Felek her türlü esbâb-ı cefâsın toplasın gelsin;

Dönersem kahpeyim millet yolunda bir azimetten

 

Vatanın bağrına düşman dayadı hançerini,

Yoğ-imiş kurtaracak bahtı kara maderini.

 

Merkez-i hâke atsalar da bizi;

Kürre-i arzı patlatır çıkarız.

O yıllarda, Namık Kemal’in yasaklanmış eserlerini bulmak, onun vatanseverlik telkin eden şiir ve yazılarının heyecanını tatmak aydınların ortak tutkusudur. Mustafa Kemal'in, Namık Kemal’i tanıyıp sevmesini, onun görüşlerinin oluşumunda önemli bir olay olarak kabul etmek gerekir. Mustafa Kemal’in okul arkadaşlarından Ali Fuat Cebesoy hatıralarında bu konuda şunları der:

"Mustafa Kemal’in bir gece vakti yanıma gelerek, Namık Kemal'in Vatan Kasidesinin teksir edilmiş bir nüshasını "Fuat kardeşim bunu ezberleyelim” diye bana verirken, yavaş bir sesle fakat büyük bir heyecanla okuduğu:

‘‘Felek her türlü esbâb-ı cefâsın toplasın gelsin

Dönersem kahpeyim millet yolunda bir azimetten”

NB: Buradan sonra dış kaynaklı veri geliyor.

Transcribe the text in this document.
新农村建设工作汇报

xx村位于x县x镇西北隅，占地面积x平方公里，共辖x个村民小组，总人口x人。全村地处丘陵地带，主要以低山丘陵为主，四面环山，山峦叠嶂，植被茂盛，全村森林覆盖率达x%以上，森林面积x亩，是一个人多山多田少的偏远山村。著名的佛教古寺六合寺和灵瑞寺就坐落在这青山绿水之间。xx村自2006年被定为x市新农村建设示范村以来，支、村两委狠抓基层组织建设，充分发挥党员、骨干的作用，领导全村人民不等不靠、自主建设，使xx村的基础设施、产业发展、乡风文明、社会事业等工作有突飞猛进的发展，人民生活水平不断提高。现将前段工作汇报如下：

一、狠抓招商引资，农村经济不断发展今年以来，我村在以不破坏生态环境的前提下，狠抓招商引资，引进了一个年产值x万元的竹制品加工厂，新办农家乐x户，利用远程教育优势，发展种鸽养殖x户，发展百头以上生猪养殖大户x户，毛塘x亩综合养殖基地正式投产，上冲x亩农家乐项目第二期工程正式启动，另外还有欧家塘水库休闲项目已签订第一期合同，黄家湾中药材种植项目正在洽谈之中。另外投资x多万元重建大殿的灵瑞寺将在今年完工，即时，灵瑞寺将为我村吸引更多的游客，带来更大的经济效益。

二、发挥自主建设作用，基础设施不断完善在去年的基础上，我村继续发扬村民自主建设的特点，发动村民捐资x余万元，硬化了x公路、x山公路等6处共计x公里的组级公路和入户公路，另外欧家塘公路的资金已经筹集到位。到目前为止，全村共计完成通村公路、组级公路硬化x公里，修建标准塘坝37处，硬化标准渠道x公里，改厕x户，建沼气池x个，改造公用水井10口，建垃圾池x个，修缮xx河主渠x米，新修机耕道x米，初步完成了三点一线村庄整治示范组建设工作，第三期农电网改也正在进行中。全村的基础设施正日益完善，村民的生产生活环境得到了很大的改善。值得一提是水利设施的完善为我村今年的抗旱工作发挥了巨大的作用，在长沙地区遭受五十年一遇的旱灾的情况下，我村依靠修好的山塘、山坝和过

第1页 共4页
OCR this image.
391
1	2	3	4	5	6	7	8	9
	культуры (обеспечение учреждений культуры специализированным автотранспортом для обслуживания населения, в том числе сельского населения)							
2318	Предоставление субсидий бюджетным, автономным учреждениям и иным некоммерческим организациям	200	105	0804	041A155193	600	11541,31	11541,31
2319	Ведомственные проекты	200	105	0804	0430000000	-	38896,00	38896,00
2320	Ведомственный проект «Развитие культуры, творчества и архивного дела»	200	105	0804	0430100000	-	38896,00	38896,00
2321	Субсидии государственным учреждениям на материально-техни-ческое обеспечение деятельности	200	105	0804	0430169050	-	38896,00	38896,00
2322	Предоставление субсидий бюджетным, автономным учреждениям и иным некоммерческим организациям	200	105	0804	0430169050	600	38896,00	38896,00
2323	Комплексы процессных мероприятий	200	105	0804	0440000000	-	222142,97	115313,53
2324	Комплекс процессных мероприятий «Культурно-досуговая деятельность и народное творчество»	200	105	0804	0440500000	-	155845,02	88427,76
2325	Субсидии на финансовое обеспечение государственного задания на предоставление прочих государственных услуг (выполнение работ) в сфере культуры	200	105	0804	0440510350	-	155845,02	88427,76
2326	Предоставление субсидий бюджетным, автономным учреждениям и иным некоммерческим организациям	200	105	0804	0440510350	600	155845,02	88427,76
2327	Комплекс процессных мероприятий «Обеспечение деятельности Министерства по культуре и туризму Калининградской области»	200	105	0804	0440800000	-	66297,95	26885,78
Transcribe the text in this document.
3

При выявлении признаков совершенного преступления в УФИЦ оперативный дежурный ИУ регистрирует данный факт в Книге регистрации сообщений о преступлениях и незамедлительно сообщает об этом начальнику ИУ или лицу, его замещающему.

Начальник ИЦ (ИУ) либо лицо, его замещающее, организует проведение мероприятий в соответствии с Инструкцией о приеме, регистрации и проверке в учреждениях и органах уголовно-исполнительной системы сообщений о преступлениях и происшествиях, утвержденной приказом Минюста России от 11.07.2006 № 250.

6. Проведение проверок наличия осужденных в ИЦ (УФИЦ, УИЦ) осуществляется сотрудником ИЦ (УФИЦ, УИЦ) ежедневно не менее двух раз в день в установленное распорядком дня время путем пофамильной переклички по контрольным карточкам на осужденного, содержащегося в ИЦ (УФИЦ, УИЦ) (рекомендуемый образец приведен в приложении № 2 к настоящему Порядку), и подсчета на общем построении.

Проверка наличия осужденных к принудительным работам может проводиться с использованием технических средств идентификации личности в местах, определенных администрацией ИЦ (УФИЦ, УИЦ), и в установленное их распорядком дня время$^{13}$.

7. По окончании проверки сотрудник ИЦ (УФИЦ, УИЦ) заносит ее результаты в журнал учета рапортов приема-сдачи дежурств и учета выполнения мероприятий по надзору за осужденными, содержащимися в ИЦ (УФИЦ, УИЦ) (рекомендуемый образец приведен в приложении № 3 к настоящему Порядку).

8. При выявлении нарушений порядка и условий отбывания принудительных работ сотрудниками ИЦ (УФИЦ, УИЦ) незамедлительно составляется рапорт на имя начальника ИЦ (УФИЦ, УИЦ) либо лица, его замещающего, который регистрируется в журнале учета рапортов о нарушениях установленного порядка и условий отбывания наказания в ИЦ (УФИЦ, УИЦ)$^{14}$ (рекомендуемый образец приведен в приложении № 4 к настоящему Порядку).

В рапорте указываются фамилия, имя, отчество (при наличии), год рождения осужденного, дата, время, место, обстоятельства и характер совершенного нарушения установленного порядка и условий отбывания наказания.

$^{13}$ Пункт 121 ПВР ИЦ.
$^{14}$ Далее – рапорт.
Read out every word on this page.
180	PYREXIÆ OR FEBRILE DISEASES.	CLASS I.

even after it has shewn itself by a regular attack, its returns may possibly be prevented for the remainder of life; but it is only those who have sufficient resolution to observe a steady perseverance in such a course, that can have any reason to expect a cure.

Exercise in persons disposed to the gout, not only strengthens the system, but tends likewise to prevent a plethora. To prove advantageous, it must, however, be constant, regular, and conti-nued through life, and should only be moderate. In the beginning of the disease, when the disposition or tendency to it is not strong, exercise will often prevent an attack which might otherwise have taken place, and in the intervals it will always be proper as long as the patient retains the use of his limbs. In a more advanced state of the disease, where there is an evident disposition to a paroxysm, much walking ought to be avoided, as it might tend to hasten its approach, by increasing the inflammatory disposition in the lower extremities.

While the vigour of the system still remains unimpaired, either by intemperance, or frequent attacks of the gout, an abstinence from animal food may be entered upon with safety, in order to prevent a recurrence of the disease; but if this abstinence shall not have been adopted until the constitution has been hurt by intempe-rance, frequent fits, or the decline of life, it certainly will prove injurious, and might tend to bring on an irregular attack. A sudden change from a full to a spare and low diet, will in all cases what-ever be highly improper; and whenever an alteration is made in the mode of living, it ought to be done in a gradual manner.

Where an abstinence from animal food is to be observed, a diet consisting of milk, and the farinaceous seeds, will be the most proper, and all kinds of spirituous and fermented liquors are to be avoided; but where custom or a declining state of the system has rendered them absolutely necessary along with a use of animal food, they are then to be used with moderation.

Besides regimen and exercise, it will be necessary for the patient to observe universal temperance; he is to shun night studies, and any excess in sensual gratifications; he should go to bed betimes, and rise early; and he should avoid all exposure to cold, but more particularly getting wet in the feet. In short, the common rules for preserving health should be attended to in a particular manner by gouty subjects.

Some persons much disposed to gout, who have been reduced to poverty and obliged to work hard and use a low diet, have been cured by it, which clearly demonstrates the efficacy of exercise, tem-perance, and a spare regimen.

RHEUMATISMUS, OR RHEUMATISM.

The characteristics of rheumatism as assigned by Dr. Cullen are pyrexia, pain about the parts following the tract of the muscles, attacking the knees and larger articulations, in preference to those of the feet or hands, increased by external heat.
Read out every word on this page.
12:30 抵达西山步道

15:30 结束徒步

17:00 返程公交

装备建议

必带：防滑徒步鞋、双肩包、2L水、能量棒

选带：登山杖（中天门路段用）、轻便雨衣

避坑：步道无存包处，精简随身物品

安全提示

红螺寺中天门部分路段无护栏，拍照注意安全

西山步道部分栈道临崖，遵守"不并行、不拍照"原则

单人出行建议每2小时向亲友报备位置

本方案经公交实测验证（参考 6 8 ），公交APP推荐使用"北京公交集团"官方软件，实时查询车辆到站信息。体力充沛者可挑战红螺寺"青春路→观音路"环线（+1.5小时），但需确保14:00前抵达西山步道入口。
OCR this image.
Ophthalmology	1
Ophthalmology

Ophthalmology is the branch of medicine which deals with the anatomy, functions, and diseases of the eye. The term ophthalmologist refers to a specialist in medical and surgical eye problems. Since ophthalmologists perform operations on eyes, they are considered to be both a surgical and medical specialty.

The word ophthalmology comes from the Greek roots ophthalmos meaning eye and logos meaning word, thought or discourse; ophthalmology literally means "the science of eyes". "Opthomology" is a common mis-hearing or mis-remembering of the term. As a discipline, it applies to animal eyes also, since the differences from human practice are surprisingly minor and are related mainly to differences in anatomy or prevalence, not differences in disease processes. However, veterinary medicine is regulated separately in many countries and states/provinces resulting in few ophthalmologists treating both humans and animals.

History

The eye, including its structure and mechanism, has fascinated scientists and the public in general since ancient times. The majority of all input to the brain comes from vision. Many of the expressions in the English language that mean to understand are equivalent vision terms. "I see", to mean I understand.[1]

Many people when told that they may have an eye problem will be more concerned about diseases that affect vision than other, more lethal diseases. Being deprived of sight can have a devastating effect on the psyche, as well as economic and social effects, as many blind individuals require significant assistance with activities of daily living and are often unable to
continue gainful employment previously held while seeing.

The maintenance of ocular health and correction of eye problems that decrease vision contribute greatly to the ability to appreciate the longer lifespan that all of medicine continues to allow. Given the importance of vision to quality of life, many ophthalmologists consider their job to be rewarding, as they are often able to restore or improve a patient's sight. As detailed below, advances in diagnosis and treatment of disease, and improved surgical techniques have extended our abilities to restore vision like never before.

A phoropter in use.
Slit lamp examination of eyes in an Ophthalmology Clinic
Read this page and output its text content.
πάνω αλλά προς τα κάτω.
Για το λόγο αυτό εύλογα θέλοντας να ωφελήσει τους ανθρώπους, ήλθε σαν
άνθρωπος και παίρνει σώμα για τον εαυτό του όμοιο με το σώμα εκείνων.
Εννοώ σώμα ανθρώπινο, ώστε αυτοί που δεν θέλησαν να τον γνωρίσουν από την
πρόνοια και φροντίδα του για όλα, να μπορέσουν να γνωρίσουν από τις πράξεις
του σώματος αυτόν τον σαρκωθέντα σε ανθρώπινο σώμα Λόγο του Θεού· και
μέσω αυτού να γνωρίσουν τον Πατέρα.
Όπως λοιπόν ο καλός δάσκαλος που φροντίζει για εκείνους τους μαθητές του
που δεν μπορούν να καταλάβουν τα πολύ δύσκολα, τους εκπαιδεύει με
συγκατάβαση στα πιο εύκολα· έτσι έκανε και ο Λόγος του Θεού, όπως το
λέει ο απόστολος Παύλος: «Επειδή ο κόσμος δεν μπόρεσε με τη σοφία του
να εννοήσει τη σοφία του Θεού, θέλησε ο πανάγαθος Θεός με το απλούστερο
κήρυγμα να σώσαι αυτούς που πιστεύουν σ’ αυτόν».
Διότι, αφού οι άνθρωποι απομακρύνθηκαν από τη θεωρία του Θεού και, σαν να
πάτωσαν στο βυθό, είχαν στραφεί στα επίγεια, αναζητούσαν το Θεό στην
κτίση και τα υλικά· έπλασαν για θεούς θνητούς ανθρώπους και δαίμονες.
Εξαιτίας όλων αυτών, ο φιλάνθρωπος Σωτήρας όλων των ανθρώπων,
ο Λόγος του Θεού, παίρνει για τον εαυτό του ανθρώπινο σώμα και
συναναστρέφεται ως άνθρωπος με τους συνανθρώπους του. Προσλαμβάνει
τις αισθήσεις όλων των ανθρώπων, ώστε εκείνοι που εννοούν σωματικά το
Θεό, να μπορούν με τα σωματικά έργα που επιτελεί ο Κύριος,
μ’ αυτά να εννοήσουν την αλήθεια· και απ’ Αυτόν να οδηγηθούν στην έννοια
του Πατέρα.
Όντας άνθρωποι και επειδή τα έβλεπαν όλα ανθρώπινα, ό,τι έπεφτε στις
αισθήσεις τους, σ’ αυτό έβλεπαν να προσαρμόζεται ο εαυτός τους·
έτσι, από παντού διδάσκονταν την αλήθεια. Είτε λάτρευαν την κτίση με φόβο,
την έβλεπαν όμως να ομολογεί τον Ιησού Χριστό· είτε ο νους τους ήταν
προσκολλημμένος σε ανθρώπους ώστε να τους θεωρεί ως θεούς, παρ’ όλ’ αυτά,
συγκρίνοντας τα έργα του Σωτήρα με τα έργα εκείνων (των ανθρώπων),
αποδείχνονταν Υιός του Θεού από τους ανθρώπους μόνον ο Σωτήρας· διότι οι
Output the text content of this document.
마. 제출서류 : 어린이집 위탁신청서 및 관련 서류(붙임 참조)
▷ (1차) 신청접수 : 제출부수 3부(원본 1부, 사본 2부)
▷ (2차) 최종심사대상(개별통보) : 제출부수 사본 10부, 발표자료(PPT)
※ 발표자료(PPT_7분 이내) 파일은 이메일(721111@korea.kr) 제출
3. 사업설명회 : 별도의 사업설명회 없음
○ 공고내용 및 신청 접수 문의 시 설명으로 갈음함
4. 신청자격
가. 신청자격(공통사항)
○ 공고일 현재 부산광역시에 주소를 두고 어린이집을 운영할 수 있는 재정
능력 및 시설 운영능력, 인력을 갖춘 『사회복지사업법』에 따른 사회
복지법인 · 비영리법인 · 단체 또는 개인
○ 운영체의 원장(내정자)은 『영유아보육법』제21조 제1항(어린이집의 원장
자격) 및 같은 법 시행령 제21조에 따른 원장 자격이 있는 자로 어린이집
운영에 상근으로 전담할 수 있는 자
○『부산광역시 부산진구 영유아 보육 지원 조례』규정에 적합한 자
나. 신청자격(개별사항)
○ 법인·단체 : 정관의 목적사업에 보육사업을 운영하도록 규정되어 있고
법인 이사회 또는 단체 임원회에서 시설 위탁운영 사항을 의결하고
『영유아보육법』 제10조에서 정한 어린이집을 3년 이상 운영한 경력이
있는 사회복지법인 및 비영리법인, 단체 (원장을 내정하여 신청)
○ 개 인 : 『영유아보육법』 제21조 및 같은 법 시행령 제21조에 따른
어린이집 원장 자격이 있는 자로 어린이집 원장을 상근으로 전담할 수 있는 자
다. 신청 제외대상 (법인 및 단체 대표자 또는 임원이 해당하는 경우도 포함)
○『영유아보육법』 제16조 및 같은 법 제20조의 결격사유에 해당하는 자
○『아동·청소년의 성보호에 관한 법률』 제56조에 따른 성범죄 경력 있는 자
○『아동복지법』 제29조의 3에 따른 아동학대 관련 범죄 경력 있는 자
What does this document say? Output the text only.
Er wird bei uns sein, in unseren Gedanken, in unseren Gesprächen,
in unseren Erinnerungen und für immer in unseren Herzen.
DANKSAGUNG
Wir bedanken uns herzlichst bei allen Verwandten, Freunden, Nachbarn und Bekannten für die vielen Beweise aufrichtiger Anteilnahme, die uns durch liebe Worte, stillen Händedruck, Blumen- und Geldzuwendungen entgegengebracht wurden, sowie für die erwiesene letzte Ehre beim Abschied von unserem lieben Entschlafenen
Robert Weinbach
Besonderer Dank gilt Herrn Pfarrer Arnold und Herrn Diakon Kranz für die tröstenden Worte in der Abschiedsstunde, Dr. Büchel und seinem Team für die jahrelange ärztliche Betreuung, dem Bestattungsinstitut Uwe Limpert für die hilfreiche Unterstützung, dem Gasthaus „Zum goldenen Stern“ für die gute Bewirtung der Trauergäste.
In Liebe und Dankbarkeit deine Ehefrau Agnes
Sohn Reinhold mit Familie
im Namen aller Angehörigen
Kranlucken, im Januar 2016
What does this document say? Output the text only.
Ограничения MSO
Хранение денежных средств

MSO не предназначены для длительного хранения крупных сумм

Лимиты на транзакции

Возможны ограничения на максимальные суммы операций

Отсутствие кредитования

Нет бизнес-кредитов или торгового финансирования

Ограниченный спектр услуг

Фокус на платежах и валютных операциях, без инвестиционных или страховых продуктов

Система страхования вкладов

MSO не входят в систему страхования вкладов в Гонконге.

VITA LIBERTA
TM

Mısralarını nasıl unutabilirim."

Anlaşılmaktadır ki Mustafa Kemal, daha lise öğrenciliği günlerinden itibaren Namık Kemal'e hayran yani vatansever, hürriyetperver birisi olmaya başlamıştır. Liseden sonra gittiği Harp Okulu'nda da bütün disiplin tedbirlerine rağmen, öğrenciler Namık Kemal'in eserlerini okumaktadırlar.

Mustafa Kemal bu konuda "harbiye senelerinde siyaset fikirleri baş gösterdi, vaziyet hakkında henüz nafiz bir nazar hâsıl edemiyorduk, Sultan Hamit devri idi... Bu gibi vatanperverane eserleri okuyanlara karşı takibat yapılması, işlerin içinde bir berbatlık olduğunu ihsas ediyordu" demektedir.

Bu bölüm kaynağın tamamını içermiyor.